Основная находка Нордау — в броском социологическом использовании понятий, заимствованных из бурно развивавшейся медицины и психиатрии. Позитивизм середины века в силу своего сильного биологического крена был недостаточно антропологичен, а его механистический метод переноса закономерностей внешней среды на человеческое сознание лишал, скажем, теорию наследственности какой бы то ни было психологичности. Из трудов европейских научных авторитетов (Р. Вирхов, Р. Крафт-Эбинг, Б. Морель, А. Бине и др.), которые стремились изучать психическое, и в том числе бессознательное, методами точных наук, наибольший авторитет для Нордау представляли работы Чезаре Ломброзо.
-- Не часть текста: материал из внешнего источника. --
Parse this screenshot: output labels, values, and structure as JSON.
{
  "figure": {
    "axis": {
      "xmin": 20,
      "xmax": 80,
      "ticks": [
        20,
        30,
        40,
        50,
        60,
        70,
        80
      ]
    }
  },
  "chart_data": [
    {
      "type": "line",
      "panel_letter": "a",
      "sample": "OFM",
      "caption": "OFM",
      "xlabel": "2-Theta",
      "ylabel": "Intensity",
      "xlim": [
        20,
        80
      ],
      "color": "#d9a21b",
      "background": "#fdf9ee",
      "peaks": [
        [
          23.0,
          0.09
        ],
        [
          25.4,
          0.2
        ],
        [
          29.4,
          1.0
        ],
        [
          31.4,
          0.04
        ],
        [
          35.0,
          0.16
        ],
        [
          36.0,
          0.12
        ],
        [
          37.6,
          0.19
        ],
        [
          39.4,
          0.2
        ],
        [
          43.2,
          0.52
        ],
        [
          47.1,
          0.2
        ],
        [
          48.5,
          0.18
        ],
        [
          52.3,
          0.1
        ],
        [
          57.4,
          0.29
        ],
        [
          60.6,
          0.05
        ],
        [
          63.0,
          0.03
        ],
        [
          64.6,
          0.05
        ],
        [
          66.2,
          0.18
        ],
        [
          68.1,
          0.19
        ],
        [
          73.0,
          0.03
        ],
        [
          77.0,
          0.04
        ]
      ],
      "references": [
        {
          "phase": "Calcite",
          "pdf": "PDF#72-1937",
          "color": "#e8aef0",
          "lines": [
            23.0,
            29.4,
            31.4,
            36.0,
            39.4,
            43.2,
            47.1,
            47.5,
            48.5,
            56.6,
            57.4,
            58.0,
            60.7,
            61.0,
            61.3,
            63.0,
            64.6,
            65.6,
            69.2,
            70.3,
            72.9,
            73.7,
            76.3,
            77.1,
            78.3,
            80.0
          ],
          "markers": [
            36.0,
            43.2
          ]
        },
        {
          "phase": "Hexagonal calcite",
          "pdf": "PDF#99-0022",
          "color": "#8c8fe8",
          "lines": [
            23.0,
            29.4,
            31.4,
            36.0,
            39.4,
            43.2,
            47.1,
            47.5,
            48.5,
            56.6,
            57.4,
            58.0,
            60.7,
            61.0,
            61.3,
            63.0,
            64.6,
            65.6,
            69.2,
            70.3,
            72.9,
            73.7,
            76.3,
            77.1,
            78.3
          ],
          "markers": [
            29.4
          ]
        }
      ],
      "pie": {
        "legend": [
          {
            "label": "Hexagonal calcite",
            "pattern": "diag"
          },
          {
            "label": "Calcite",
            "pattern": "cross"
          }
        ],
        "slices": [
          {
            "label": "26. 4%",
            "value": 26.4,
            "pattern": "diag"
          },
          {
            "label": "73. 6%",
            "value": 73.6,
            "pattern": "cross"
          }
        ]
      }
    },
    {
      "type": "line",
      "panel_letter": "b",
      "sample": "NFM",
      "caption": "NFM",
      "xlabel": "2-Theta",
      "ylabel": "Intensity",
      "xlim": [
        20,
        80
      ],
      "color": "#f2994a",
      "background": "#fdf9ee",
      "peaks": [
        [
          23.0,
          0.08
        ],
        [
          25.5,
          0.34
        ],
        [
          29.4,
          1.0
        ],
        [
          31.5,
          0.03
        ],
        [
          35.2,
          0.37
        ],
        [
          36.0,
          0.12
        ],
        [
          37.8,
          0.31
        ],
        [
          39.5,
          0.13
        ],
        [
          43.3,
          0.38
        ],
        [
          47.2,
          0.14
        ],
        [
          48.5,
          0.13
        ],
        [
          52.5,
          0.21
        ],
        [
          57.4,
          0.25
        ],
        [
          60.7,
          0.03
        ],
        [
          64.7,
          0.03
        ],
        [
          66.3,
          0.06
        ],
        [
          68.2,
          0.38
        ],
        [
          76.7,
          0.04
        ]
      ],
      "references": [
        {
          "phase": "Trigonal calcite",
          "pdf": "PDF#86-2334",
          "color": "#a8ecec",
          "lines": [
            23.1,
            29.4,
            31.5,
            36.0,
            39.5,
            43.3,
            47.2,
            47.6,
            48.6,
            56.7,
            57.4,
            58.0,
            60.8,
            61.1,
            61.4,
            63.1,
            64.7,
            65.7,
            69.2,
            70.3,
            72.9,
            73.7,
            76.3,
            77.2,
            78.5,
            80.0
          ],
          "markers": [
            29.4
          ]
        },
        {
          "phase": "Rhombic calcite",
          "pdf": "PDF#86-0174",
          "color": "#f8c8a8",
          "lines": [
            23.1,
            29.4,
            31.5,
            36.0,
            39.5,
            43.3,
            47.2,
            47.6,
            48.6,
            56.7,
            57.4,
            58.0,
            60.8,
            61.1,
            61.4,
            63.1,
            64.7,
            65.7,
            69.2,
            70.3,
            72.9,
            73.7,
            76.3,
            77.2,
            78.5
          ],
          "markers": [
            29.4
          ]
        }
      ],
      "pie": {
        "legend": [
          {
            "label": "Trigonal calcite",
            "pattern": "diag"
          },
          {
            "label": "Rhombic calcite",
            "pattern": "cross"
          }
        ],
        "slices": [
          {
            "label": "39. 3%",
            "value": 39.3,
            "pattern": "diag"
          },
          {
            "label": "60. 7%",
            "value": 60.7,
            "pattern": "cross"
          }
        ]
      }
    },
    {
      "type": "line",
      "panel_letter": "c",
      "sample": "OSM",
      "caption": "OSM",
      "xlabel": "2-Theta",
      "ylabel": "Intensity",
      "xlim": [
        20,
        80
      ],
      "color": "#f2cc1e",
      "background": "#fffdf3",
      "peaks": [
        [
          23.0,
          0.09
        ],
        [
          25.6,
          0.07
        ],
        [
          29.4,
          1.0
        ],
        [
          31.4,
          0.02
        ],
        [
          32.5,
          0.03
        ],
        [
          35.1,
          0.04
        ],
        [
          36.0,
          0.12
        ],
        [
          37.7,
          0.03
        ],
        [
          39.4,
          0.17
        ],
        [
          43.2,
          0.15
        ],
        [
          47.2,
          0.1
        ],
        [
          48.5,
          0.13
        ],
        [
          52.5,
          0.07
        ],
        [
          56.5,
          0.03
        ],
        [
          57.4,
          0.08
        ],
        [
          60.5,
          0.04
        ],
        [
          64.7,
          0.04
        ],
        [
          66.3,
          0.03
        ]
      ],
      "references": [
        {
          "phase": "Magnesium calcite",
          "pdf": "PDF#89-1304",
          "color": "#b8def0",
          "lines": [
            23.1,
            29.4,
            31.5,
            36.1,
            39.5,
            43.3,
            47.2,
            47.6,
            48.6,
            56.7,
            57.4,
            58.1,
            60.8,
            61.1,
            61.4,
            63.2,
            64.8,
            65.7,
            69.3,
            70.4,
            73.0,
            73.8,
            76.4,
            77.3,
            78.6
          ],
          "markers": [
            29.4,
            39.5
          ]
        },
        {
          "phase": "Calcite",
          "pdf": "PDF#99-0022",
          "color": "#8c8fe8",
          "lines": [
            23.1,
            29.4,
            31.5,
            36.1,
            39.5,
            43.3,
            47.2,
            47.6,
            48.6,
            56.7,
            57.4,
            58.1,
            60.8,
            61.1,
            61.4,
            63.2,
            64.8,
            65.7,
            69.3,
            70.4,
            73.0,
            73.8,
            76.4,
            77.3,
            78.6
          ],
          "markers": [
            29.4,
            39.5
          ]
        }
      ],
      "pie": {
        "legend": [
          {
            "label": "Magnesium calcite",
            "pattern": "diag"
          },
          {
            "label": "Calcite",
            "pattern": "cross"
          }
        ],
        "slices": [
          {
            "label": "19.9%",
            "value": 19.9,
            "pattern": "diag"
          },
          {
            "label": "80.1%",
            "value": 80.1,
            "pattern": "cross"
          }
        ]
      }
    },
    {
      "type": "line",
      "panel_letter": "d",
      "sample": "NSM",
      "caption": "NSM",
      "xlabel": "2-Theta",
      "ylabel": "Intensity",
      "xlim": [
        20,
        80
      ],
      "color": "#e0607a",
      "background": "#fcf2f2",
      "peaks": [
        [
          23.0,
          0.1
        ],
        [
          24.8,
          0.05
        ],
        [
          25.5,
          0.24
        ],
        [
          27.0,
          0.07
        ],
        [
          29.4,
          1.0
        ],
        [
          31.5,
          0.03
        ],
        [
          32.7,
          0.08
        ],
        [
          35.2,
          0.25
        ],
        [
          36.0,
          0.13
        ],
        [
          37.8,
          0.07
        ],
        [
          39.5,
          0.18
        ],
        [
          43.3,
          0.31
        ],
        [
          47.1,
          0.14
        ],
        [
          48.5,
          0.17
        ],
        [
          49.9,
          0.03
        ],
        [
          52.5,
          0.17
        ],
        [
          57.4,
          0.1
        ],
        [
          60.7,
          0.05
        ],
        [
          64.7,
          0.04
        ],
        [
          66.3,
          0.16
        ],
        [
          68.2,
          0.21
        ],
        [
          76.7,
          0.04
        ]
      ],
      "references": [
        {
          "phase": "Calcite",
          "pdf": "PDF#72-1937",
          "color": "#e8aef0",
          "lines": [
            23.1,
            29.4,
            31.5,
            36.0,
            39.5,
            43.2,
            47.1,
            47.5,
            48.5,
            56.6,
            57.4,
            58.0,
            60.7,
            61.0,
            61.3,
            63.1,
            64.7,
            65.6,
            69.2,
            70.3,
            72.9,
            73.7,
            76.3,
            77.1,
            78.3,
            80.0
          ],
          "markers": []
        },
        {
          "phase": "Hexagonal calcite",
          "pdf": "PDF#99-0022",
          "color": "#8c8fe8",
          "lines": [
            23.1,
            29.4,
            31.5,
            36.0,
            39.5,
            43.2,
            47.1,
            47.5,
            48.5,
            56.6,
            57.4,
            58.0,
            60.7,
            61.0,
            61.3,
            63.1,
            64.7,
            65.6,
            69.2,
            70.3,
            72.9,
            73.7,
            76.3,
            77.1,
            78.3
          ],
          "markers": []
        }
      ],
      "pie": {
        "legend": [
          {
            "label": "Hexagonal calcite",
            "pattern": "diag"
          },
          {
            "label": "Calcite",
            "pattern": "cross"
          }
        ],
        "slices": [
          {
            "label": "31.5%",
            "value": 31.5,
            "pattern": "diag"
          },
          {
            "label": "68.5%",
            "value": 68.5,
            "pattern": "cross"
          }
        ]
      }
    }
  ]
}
Автор «Гениальности и помешательства» привлек его не только своим намерением сблизить уголовное право, физиологию и патологию (чтобы установить психофизический тип преступника), но и гипотезой о параллелях между гениальностью и бессознательной психической аномалией. Нордау считал профессора Туринского университета своим учителем и посвятил ему «Вырождение», однако разошелся с Ломброзо в оценке деятельности выдающихся личностей. Если итальянский психиатр, подробно документируя аналогию между «маттоидами» (от итальянского «matto» — сумасшедший) и гениями и эмпирически объясняя механизм гениальности, по-своему не сомневается в позитивной движущей роли гениев в истории, то Нордау выступает явным «сокрушителем кумиров».